At the convention, held in Bangkok and chaired by Prime Minister Prayut Chan-o-cha, speakers said the world needed to cooperate in balancing supply and demand, so that neither farmers nor consumers suffered from imbalances or fluctuating rice prices.
Prayut said that as the world’s leading rice producer, Thailand did not want to see skyrocketing prices, as they would hurt both consumers and farmers in the long run.
The key to ensuring global food security and making rice-producing countries like Thailand and others in Asean happy is to cooperate in balancing supply and demand, so that rice prices are stable, he stressed.
The world is being challenged by its rising population and higher rice consumption, he said, adding that the rice market had expanded to all regions of the globe, no longer limited largely to Asia as it was increasingly recognised as a high-nutrition cereal.
“Already, more than 3 billion people consume rice as their staple food, causing many countries to turn their attention to developing rice varieties and optimising the capacity of rice cultivation and trade.
 
The next 20 years 
“In the next 20 years, the world’s population will increase by 20 per cent, and that implies more rice consumption. Therefore, every nation should cooperate more in the form of research and development in rice production and trading,” said the prime minister.
Within Asean, Thailand will strive to forge closer cooperation to ensure stable rice prices in the world market, while farmers will get stable and better incomes in the long run, he said.
To promote rice-industry growth, Prayut said the government would focus on promoting the production of quality rice, at a higher volume, and with less intervention in the market.
The government aims to increase the yield for Thai rice by 25 per cent in the next five years, while lowering production costs by 20 per cent over the same period, he said.
Prayut said the focus on non-chemical rice production, and on premium rice grains and varieties, would be promoted in the Kingdom.
Jeremy Zwinger, president and chief executive officer of The Rice Trader industry report in the US, said every nation needed to be more concerned about food security because of rising population numbers, as well as reduced sources of water for the cultivation of crops.

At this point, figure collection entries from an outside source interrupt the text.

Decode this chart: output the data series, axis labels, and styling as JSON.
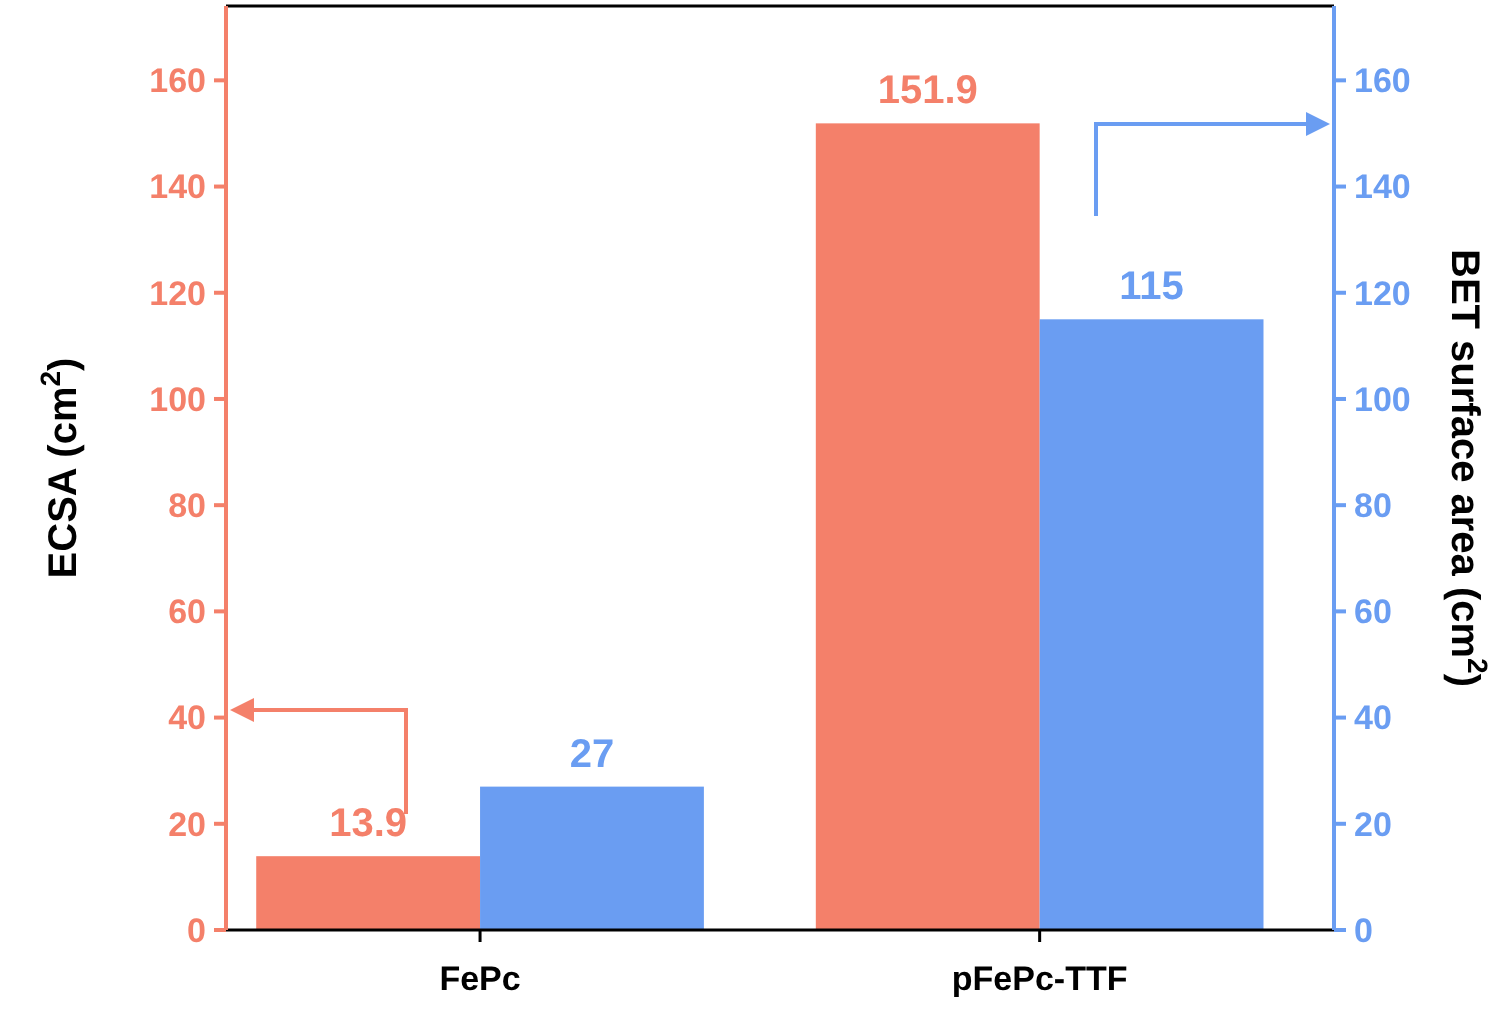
{
  "chart_data": {
    "type": "bar",
    "categories": [
      "FePc",
      "pFePc-TTF"
    ],
    "ylabel": "ECSA (cm$^{2}$)",
    "y2label": "BET surface area (cm$^{2}$)",
    "series": [
      {
        "color": "#f4806a",
        "values": [
          13.9,
          151.9
        ]
      },
      {
        "color": "#6a9df2",
        "values": [
          27,
          115
        ],
        "axis": "y2"
      }
    ],
    "ylim": [
      0,
      174
    ],
    "yticks": [
      0,
      20,
      40,
      60,
      80,
      100,
      120,
      140,
      160
    ],
    "y2lim": [
      0,
      174
    ],
    "y2ticks": [
      0,
      20,
      40,
      60,
      80,
      100,
      120,
      140,
      160
    ],
    "data_labels": true
  }
}
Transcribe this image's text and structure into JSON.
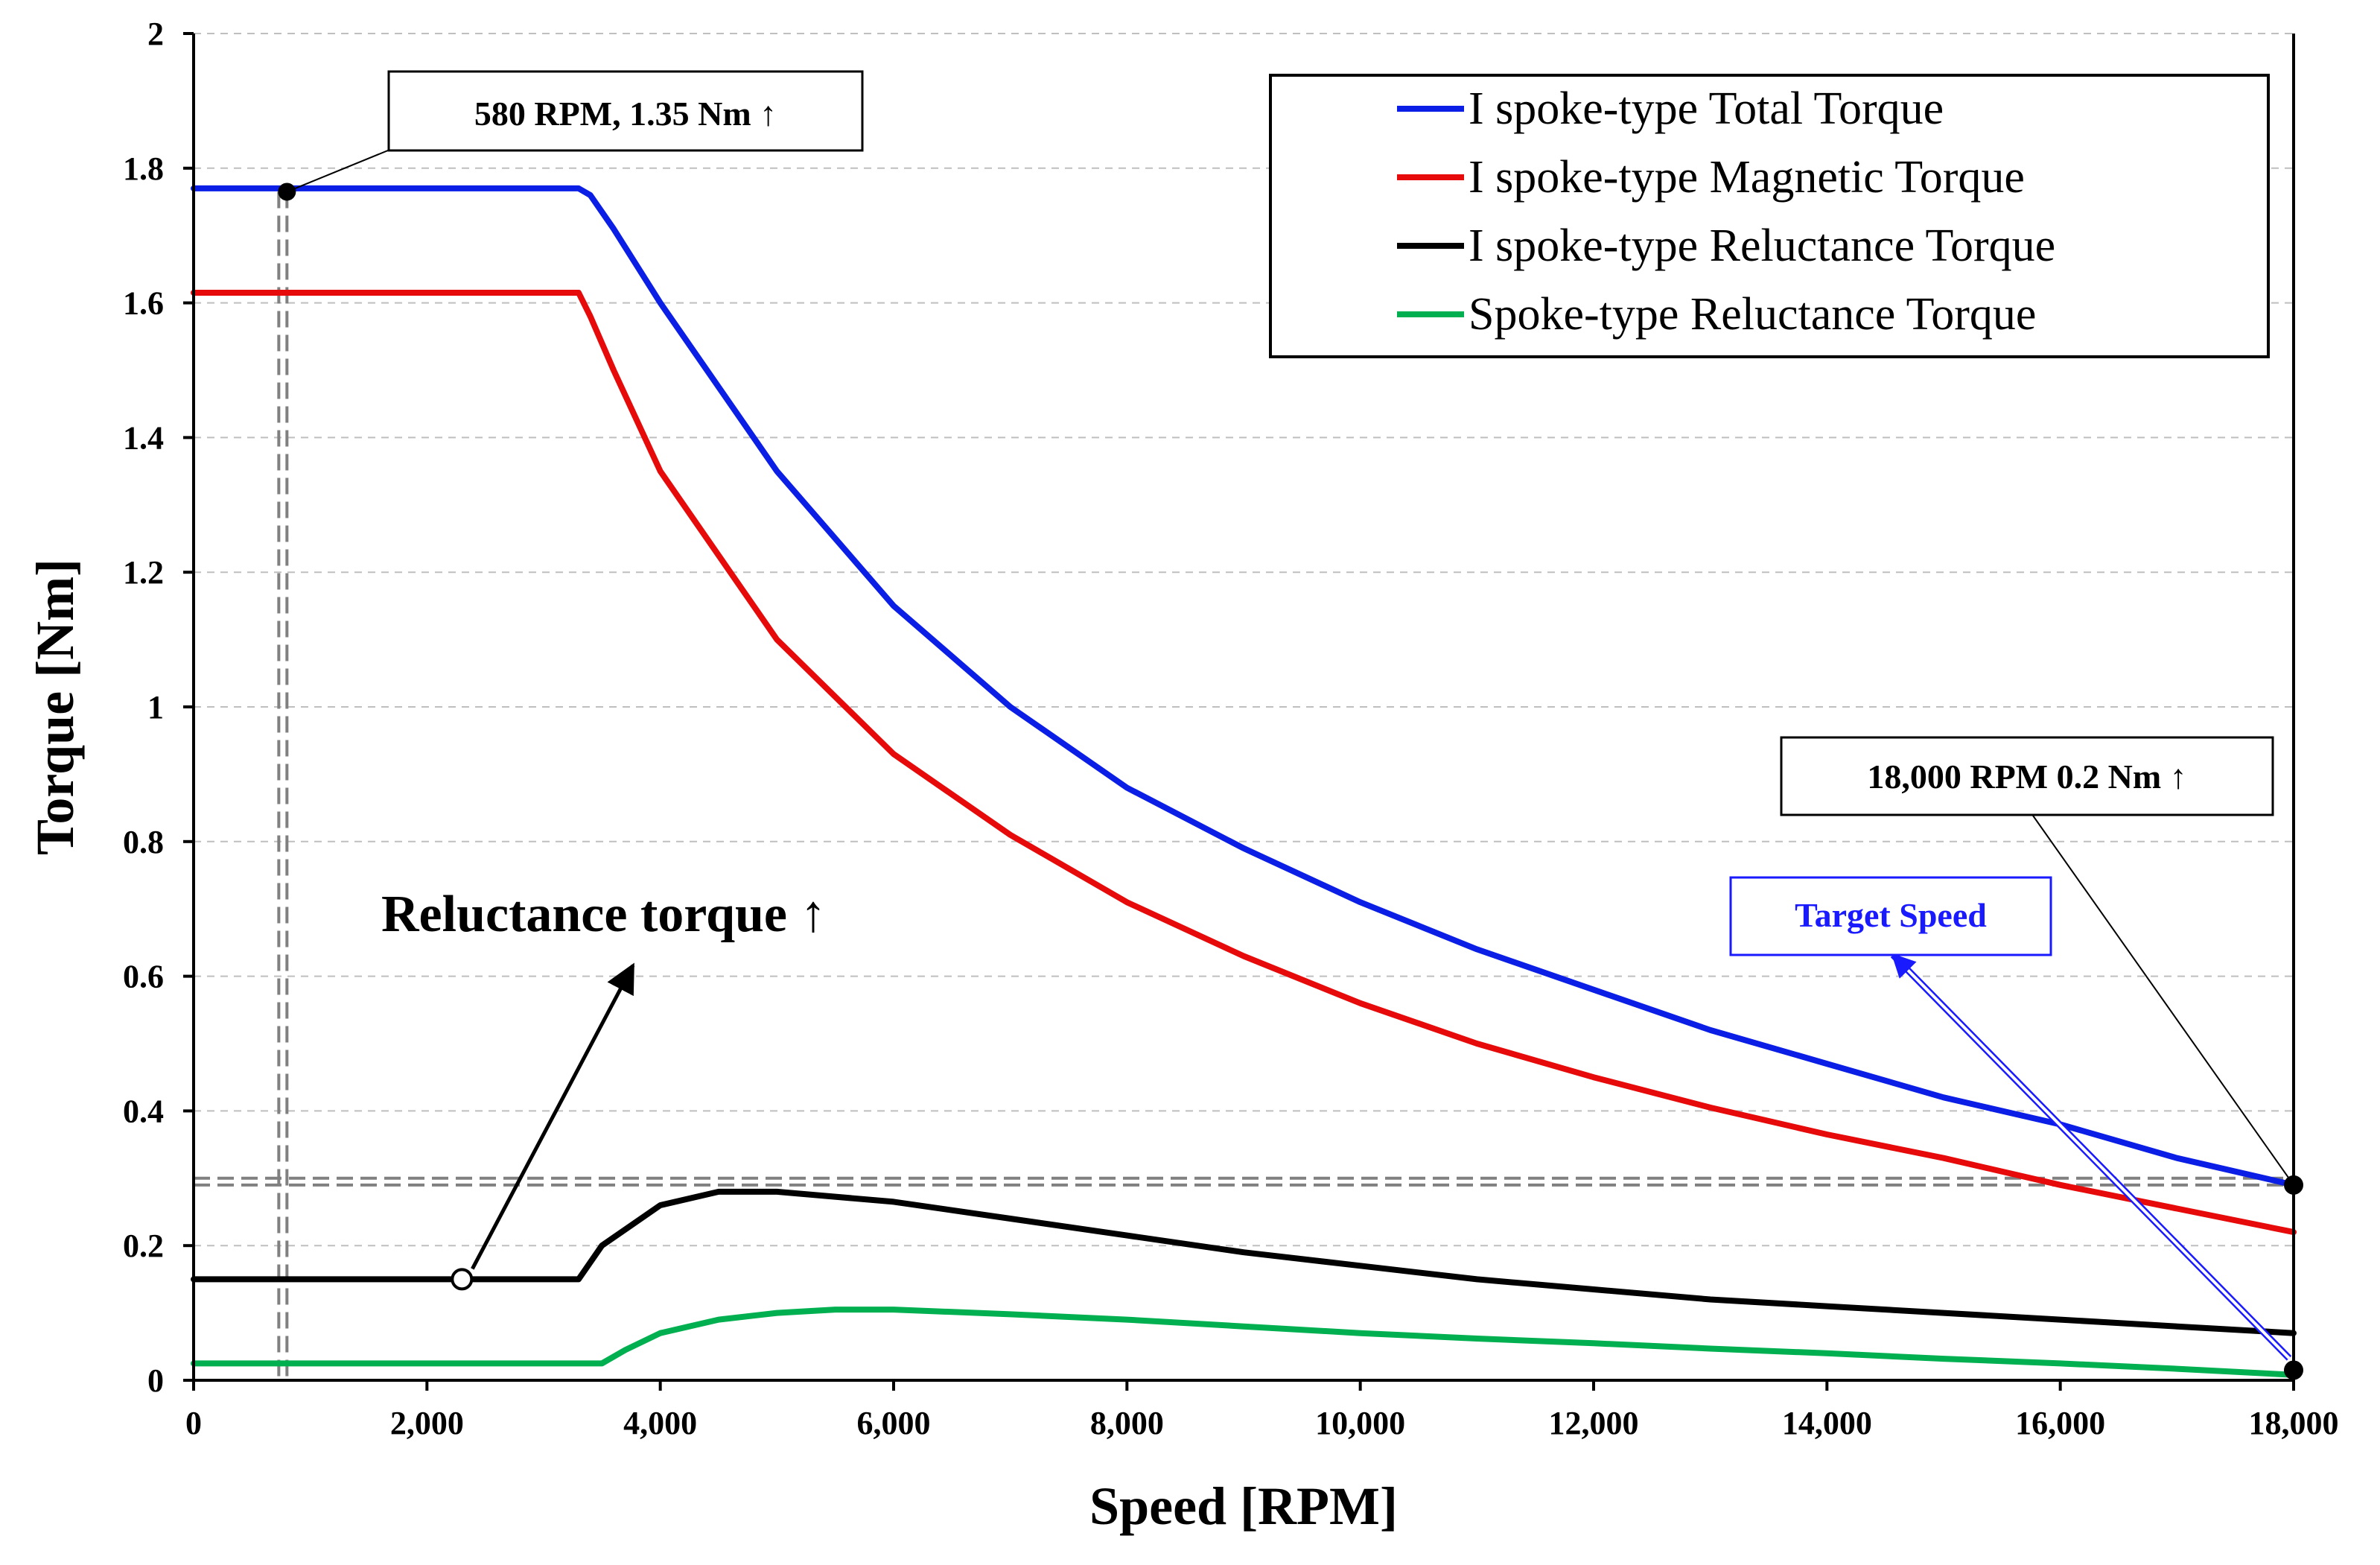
{
  "chart_data": {
    "type": "line",
    "title": "",
    "xlabel": "Speed [RPM]",
    "ylabel": "Torque [Nm]",
    "xlim": [
      0,
      18000
    ],
    "ylim": [
      0,
      2
    ],
    "xticks": [
      0,
      2000,
      4000,
      6000,
      8000,
      10000,
      12000,
      14000,
      16000,
      18000
    ],
    "xtick_labels": [
      "0",
      "2,000",
      "4,000",
      "6,000",
      "8,000",
      "10,000",
      "12,000",
      "14,000",
      "16,000",
      "18,000"
    ],
    "yticks": [
      0,
      0.2,
      0.4,
      0.6,
      0.8,
      1,
      1.2,
      1.4,
      1.6,
      1.8,
      2
    ],
    "ytick_labels": [
      "0",
      "0.2",
      "0.4",
      "0.6",
      "0.8",
      "1",
      "1.2",
      "1.4",
      "1.6",
      "1.8",
      "2"
    ],
    "grid": "horizontal dashed",
    "legend_position": "top-right",
    "series": [
      {
        "name": "I spoke-type Total Torque",
        "color": "#0a1ee6",
        "x": [
          0,
          3300,
          3400,
          3600,
          4000,
          5000,
          6000,
          7000,
          8000,
          9000,
          10000,
          11000,
          12000,
          13000,
          14000,
          15000,
          16000,
          17000,
          18000
        ],
        "y": [
          1.77,
          1.77,
          1.76,
          1.71,
          1.6,
          1.35,
          1.15,
          1.0,
          0.88,
          0.79,
          0.71,
          0.64,
          0.58,
          0.52,
          0.47,
          0.42,
          0.38,
          0.33,
          0.29
        ]
      },
      {
        "name": "I spoke-type Magnetic Torque",
        "color": "#e60a0a",
        "x": [
          0,
          3300,
          3400,
          3600,
          4000,
          5000,
          6000,
          7000,
          8000,
          9000,
          10000,
          11000,
          12000,
          13000,
          14000,
          15000,
          16000,
          17000,
          18000
        ],
        "y": [
          1.615,
          1.615,
          1.58,
          1.5,
          1.35,
          1.1,
          0.93,
          0.81,
          0.71,
          0.63,
          0.56,
          0.5,
          0.45,
          0.405,
          0.365,
          0.33,
          0.29,
          0.255,
          0.22
        ]
      },
      {
        "name": "I spoke-type Reluctance Torque",
        "color": "#000000",
        "x": [
          0,
          3300,
          3500,
          4000,
          4500,
          5000,
          6000,
          7000,
          8000,
          9000,
          10000,
          11000,
          12000,
          13000,
          14000,
          15000,
          16000,
          17000,
          18000
        ],
        "y": [
          0.15,
          0.15,
          0.2,
          0.26,
          0.28,
          0.28,
          0.265,
          0.24,
          0.215,
          0.19,
          0.17,
          0.15,
          0.135,
          0.12,
          0.11,
          0.1,
          0.09,
          0.08,
          0.07
        ]
      },
      {
        "name": "Spoke-type Reluctance Torque",
        "color": "#00b050",
        "x": [
          0,
          3500,
          3700,
          4000,
          4500,
          5000,
          5500,
          6000,
          7000,
          8000,
          9000,
          10000,
          11000,
          12000,
          13000,
          14000,
          15000,
          16000,
          17000,
          18000
        ],
        "y": [
          0.025,
          0.025,
          0.045,
          0.07,
          0.09,
          0.1,
          0.105,
          0.105,
          0.098,
          0.09,
          0.08,
          0.07,
          0.062,
          0.055,
          0.047,
          0.04,
          0.032,
          0.025,
          0.017,
          0.008
        ]
      }
    ],
    "annotations": {
      "low_speed": {
        "text": "580 RPM, 1.35 Nm ↑",
        "x": 800,
        "y": 1.765
      },
      "reluctance": {
        "text": "Reluctance torque ↑",
        "x": 2300,
        "y": 0.15
      },
      "high_speed": {
        "text": "18,000 RPM 0.2 Nm ↑",
        "x": 18000,
        "y": 0.29
      },
      "target": {
        "text": "Target Speed",
        "x": 18000,
        "y": 0.015
      }
    },
    "reference_line_y": [
      0.29,
      0.3
    ]
  }
}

“Food is critical. The world should focus on adopting high technology to produce more rice grains, and increase supply of rice to ensure price stability,” he said.
Zwinger said global rice trading now took place in a highly competitive environment, especially in Asia, where most of the major supply nations are located.
Along with lower oil prices, high stockpiles of rice in Thailand have caused a fall in prices in recent times, although they could fluctuate and increase in the future as fuel prices rise, rice stocks decline in many countries, and exchange rates fluctuate, he told the convention.
Chookiat Ophaswongse, honorary president of the Thai Rice Exporters Association, said the key for sustainable development of the Thai industry was to introduce zoning for rice cultivation, while no government should intervene in the trading mechanism.